Job order costing is typically used by companies that tailor their goods or services to the
specific needs of individual customers. In job order costing, the costs of direct materials, direct
labor, and overhead are accumulated separately for each job. This chapter provides a detailed
introduction to job order costing. Job order costing is shown to be a reasonable approach to
assigning manufacturing costs to distinct units of production such as buildings, batches of
furniture, financial audits, etc. When the units produced are all of a similar type, the complexity
of job order costing is unnecessary and process cost systems are an efficient alternative. Process
cost systems are introduced in Chapter 18.
Modern manufacturing firms produce a wide variety of products. These diverse products
sometimes place very different demands on a company’s productive resources. Under such
circumstances, the broad cost averaging characteristic of job order and process cost systems can
produce significant cost distortions. Activity-based cost systems are offered as an alternative.

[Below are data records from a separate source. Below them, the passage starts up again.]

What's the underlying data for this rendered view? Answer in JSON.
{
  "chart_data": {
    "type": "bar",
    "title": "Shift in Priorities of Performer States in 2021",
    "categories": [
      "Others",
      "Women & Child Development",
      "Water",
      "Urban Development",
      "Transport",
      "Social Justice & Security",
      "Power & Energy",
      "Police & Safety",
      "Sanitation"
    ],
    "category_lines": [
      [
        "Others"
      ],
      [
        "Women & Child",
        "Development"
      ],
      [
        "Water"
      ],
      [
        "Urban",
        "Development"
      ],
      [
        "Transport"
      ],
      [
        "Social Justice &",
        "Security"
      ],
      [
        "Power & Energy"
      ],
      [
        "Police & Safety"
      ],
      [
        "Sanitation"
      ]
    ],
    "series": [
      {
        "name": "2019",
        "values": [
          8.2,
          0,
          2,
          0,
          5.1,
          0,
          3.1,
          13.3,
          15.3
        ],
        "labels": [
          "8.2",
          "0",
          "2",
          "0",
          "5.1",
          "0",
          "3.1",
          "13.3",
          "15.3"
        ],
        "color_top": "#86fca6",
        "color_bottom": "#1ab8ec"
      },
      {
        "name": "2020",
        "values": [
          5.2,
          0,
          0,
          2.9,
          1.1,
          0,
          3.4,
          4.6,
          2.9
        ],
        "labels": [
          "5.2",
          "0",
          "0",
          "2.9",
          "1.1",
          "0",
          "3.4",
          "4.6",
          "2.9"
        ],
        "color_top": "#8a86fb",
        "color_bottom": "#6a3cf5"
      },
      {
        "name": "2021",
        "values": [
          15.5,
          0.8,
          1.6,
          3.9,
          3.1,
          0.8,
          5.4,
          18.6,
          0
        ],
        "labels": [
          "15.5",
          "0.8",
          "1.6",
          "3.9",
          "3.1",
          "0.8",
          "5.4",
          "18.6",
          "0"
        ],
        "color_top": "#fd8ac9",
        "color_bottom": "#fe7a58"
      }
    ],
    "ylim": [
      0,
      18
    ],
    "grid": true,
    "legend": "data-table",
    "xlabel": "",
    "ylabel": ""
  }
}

These systems differ from traditional approaches in the way that they assign indirect costs to
pools before applying them to products. In so doing, ABC systems better capture the
relationships between products and the resources they consume.
Learning Objectives
1. Explain the purposes of cost accounting systems.
2. Identify the processes for creating goods and services that are suited to job order costing.
3. Explain the purpose and computation of overhead application rates for job order costing.
4. Describe the purpose and the content of a job cost sheet.
5. Account for the flow of costs when using job order costing.
6. Define overhead-related activity cost pools and provide several examples.
7. Demonstrate how activity bases are used to assign activity cost pools to units produced.